Hello,
I am just starting to use Poco for a small project of my own. I am using it to start processes. I had a look at what happens when the Process::launch function fails to launch the process and I see that it throws Poco::SystemException. I see that there are a number of Poco exceptions, logic error, runtime error, assertion failure. Initially I thought this was very good. Then I noticed that they all inherit from Poco::Exception which inherits from std::exception. IMHO this is not so good. Here's why I think this:-
My gut reaction on learning that launch errors via an exception was to catch std::runtime_error. But this won't work because Poco::SystemError does not inherit from std::runtime_error. In fact no Poco exceptions inherit from this. The std exception hierarchy is not used. Even Poco::LogicException does not inherit from std::logic_error.
In the past I would not have cared about this very much, but now I have been working on a certain software project based on Windoze I have come to a different view. The project uses a home-grown maths library that can crash with arithmetic exceptions (divide by zero, overflow etc) and can crash with core dumps due to array subscript errors, references through null pointers etc. These errors are never going to be fixed. Instead, a microsoft feature known as Structured Exception Handling (SEH) is use. SEH turns these programmer errors into exceptions that inherit directly from std::exception. When one runs a function that handles any error by throwing an exception, it is useful to distinguish such errors from the ones that can come via SEH. So I tend to trap and handle std::runtime_error and let the SEH ones continue upward (where hopefully they will result in the termination of the program).

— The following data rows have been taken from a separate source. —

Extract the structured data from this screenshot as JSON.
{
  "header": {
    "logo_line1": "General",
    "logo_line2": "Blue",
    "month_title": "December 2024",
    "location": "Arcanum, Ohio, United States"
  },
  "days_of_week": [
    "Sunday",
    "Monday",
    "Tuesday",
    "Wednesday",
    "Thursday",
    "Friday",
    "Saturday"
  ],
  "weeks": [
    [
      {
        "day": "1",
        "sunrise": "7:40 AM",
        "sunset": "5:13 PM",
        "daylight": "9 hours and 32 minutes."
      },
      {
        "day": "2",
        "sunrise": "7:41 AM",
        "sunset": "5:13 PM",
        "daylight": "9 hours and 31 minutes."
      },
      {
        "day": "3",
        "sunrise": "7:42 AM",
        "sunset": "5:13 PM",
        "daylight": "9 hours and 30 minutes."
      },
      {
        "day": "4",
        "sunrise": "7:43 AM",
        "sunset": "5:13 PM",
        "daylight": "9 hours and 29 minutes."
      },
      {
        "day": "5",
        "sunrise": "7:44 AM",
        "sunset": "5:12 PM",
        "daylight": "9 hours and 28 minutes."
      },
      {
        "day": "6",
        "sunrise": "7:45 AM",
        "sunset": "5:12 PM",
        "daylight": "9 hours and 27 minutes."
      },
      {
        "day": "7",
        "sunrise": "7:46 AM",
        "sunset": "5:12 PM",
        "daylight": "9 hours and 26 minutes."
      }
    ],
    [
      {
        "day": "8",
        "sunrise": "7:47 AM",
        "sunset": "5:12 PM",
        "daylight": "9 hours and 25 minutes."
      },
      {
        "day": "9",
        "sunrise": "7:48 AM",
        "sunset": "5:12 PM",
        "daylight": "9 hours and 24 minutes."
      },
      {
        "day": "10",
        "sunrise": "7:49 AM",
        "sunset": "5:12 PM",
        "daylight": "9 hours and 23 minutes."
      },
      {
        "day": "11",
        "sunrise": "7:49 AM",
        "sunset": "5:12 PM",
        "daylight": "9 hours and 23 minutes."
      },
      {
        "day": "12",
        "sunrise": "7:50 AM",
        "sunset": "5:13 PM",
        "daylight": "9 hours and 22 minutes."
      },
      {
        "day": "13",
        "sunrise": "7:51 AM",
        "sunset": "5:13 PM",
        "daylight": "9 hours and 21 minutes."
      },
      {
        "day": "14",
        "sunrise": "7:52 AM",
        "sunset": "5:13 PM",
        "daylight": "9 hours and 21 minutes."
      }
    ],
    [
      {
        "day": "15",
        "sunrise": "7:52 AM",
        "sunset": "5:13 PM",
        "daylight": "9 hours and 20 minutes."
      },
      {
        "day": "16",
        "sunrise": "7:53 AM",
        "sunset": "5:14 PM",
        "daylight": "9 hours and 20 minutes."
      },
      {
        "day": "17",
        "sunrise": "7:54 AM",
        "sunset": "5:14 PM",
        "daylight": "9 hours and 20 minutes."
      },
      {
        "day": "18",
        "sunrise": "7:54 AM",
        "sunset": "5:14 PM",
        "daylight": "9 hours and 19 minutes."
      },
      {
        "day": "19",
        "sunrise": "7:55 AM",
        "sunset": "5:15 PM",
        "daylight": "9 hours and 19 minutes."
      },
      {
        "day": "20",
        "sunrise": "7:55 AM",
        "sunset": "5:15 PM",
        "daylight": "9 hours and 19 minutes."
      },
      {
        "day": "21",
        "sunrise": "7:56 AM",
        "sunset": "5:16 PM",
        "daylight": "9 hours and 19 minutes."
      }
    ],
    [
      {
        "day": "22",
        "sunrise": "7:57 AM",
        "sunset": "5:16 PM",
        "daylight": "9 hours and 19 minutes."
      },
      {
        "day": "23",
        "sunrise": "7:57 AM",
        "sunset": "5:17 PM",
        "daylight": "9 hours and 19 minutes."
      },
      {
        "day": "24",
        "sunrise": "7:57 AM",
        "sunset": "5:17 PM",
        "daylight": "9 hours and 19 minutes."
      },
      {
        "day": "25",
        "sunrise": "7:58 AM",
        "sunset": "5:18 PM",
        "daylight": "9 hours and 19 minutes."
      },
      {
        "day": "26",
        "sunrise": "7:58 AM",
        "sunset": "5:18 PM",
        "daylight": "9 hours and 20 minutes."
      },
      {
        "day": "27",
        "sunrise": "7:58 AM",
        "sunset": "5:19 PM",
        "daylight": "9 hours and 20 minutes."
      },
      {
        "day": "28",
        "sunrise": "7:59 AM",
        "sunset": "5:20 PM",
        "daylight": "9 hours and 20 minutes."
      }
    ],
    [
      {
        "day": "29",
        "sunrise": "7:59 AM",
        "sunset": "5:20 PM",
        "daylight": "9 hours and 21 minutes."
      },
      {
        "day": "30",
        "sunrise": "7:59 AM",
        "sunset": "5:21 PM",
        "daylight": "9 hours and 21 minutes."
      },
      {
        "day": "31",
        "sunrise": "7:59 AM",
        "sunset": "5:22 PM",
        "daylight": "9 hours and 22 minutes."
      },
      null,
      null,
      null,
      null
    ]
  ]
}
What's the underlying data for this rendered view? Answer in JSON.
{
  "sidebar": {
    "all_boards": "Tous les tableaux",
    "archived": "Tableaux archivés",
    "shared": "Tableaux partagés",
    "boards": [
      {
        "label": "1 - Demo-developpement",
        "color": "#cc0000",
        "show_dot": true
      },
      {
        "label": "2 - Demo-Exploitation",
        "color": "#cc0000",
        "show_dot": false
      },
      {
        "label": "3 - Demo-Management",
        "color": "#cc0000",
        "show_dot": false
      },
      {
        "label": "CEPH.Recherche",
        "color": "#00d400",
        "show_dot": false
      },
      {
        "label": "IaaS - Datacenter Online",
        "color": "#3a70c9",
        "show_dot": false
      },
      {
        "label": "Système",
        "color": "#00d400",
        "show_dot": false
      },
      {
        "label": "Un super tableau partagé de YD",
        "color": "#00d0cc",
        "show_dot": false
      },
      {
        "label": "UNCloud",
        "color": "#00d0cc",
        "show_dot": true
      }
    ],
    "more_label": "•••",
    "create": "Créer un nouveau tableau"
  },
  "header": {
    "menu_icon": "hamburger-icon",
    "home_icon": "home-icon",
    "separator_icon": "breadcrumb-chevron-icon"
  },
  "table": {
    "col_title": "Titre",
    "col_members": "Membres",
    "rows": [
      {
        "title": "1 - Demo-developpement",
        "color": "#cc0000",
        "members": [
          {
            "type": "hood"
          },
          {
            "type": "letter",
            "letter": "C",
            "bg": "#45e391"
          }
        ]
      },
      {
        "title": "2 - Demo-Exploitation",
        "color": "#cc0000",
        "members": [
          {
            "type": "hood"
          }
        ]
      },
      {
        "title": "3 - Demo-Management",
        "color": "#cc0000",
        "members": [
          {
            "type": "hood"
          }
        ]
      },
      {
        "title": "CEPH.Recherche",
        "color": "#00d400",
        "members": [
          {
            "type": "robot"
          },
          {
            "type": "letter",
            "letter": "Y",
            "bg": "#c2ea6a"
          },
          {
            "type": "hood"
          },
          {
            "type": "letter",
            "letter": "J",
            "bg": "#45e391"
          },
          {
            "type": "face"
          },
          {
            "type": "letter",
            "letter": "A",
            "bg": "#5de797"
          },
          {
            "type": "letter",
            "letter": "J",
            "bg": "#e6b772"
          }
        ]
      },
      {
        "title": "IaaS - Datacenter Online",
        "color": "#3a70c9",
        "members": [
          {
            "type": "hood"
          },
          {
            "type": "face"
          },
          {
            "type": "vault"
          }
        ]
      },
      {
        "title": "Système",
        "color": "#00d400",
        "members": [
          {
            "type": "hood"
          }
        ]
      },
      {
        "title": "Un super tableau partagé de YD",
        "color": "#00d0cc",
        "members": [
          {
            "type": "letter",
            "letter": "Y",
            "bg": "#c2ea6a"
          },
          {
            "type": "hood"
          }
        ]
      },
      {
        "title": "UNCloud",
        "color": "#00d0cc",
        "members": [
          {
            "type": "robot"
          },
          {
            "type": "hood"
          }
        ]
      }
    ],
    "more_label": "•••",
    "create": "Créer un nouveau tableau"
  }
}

So it is very useful to be able to to distinguish between std::runtime_error and std::exception. But Poco does not let me do this, even though it has exception classes that make it look like there is such a distinction. Unfortunately the distinction is only within the Poco library and its exceptions; it is not carried through to the use the exception hierarchy in the standard.
Please, can someone explain why Poco exceptions do not follow the exception hierachy in the standard?